Je dis ça en théorie, je suis pas une bête de score : dans un dog ya des choses relativement simples à mettre en oeuvre, mais qui font la différence face à des "solos", et surtout qui ne te font pas descendre bêtement. Bien au-delà des prouesses techniques, la préoccupation number one c´est d´être certain de comprendre le maximum de l´état du combat. Combien d´avions, où ils sont, qu´est-ce qu´ils sont en train de faire. C´est jamais parfait, mais c´est là-dessus qu´il faut se concentrer. Si tu as toujours ça en tête c´est toujours gagnant : tu ne vas jamais t´éterniser derrière un adversaire (trèèès dangereux), tu couvriras tes équipiers, tu repèreras plus facilement une cible potentielle, tu gèreras mieux ton énergie (c´est vital).
C´est facile à dire, mais bon... Par contre en ayant toujours ça à l´esprit on obtient des résultats !

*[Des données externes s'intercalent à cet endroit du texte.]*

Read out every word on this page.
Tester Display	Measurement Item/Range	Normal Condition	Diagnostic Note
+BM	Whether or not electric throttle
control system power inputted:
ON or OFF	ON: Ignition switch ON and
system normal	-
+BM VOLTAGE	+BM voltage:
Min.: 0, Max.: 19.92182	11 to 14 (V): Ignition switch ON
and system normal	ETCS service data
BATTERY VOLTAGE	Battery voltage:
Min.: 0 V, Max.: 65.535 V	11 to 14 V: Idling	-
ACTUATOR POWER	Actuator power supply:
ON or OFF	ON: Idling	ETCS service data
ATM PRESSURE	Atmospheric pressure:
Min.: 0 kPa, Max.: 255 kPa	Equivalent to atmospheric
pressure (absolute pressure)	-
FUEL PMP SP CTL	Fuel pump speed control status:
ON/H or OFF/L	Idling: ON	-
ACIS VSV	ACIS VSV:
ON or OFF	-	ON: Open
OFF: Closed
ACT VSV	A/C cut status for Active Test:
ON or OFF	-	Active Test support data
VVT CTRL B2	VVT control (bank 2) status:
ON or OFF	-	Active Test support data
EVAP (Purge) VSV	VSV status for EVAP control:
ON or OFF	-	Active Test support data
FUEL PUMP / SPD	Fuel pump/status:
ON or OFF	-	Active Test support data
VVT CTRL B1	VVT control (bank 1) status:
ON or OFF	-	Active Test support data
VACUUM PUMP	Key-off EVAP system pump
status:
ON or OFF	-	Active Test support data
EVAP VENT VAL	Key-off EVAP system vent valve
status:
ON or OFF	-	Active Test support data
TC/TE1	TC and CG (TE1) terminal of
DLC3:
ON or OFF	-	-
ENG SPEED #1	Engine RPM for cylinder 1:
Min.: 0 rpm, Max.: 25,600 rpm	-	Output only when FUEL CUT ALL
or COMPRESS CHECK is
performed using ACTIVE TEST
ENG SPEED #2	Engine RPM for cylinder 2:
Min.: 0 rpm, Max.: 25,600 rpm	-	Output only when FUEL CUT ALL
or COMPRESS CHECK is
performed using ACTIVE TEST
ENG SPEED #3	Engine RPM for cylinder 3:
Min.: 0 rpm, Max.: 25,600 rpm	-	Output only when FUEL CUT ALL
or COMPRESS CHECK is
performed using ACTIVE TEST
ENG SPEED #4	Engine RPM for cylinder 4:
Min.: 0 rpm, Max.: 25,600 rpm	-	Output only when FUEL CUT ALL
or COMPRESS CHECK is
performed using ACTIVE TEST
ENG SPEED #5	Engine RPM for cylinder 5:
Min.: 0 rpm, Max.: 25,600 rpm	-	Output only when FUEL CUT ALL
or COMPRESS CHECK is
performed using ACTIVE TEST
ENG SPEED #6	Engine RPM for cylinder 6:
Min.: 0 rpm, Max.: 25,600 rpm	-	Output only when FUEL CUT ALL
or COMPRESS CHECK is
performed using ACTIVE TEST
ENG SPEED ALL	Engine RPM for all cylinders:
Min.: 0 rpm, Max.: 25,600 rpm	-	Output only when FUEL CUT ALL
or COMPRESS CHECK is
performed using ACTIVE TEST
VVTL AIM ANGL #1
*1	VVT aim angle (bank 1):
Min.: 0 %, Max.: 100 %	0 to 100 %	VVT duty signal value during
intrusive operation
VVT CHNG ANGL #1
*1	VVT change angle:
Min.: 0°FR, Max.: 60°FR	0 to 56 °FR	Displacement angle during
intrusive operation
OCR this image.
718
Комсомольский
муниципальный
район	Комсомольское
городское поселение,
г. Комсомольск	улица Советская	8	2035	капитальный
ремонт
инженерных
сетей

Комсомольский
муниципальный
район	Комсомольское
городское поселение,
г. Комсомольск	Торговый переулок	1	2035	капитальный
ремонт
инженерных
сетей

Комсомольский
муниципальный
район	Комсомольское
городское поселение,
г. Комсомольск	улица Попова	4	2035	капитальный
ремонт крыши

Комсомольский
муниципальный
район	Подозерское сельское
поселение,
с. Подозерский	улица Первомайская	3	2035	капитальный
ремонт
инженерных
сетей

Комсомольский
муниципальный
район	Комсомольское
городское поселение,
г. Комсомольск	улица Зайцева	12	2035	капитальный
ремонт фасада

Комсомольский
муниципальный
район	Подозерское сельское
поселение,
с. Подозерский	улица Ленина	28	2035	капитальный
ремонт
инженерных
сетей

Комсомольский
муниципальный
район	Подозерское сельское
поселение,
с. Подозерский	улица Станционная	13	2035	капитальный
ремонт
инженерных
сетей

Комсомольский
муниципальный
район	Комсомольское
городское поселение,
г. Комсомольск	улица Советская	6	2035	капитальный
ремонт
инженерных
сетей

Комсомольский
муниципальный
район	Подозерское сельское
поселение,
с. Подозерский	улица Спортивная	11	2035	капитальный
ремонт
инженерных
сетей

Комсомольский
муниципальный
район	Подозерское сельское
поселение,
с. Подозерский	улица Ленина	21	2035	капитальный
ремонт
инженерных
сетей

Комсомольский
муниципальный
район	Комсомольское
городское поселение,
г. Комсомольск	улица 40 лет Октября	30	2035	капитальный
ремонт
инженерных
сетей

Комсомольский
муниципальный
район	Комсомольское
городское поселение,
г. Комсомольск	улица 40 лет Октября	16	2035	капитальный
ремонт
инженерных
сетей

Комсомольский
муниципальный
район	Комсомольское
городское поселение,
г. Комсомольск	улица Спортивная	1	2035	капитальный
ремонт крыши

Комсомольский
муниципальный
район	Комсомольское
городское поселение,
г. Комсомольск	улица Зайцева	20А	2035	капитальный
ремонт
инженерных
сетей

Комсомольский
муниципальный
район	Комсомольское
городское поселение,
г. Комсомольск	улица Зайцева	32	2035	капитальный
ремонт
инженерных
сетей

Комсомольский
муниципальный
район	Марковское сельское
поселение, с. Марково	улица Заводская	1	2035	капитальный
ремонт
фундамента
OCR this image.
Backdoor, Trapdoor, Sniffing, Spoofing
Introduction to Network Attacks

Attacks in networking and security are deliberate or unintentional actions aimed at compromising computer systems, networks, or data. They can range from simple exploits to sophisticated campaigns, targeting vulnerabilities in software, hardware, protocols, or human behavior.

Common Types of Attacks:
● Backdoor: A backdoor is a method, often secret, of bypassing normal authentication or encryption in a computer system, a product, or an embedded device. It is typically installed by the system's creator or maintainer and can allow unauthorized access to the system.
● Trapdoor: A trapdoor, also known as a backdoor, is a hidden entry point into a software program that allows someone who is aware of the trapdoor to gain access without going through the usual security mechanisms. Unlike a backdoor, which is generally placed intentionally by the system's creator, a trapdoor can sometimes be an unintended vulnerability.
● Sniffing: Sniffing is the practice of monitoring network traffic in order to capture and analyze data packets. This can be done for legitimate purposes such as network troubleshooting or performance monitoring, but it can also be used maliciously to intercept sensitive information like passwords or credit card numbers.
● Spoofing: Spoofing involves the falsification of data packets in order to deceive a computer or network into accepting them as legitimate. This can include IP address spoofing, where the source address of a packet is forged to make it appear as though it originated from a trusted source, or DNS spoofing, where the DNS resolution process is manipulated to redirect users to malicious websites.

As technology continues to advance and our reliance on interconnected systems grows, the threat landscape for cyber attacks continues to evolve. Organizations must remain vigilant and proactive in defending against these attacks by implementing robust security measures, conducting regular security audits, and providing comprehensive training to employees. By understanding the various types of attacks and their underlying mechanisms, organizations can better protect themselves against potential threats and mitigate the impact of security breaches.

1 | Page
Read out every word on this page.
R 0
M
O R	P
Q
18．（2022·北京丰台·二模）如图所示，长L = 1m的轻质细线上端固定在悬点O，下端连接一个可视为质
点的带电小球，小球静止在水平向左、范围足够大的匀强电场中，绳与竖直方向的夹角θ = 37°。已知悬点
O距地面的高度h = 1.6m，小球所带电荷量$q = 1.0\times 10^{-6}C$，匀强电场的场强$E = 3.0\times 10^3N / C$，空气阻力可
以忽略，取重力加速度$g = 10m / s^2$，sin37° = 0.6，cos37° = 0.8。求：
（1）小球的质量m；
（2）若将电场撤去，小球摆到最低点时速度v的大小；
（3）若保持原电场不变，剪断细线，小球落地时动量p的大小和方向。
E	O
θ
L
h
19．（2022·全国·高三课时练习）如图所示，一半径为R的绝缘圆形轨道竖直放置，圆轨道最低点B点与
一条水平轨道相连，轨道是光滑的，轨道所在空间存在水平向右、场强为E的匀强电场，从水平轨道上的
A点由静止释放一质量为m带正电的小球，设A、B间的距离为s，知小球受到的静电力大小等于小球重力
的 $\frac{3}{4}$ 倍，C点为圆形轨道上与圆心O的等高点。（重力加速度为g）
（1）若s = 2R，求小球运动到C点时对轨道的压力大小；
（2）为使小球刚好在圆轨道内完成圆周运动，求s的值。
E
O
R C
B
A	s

Un petit conseil : essayer des avions qui forcent un peu à réagir comme ça : le Me 262 par exemple, est très rapide, très puissant, mais ne supporte pas le vrai dog. On fait donc de grandes courbes avec, bien anticipées, qui croisent une trajectoire, et les canons font le reste. Pareil avec des appareils un peu "limite", qui obligent à rester en altitude et à distance respectable (mais pour de tels appareils il vaut mieux être accompagné).
Quand on met la priorité là-dessus on finit fatalement par améliorer ses capacités de manoeuvre. Et j´invente rien, tous les über pilotes de la guerre ont montré ce genre de capacité à être toujours où il faut quand il faut, et savoir ne pas manquer une bonne occasion. A part ça je ne pense pas qu´ils étaient particulièrement doués pour la voltige... Un passage du "grand cirque" le montre bien, Cloclo en Tempest qui rattrape un Dora seul ; il s´approche, mais au moment de tirer, plus de Dora ! Et quelques secondes plus tard Clostermann se fait allumer par le gars, qui s´est retrouvé dans ses six comme par miracle ! L´Allemand n´était pas forcément une star du manche, c´était juste un As, aguerri, et il a eu une bien meilleure appréciation du contexte que le Français. Résultat, même en 1 contre 1, même défavorable, c´est la tactique qui a gagné plutôt que la virtuosité.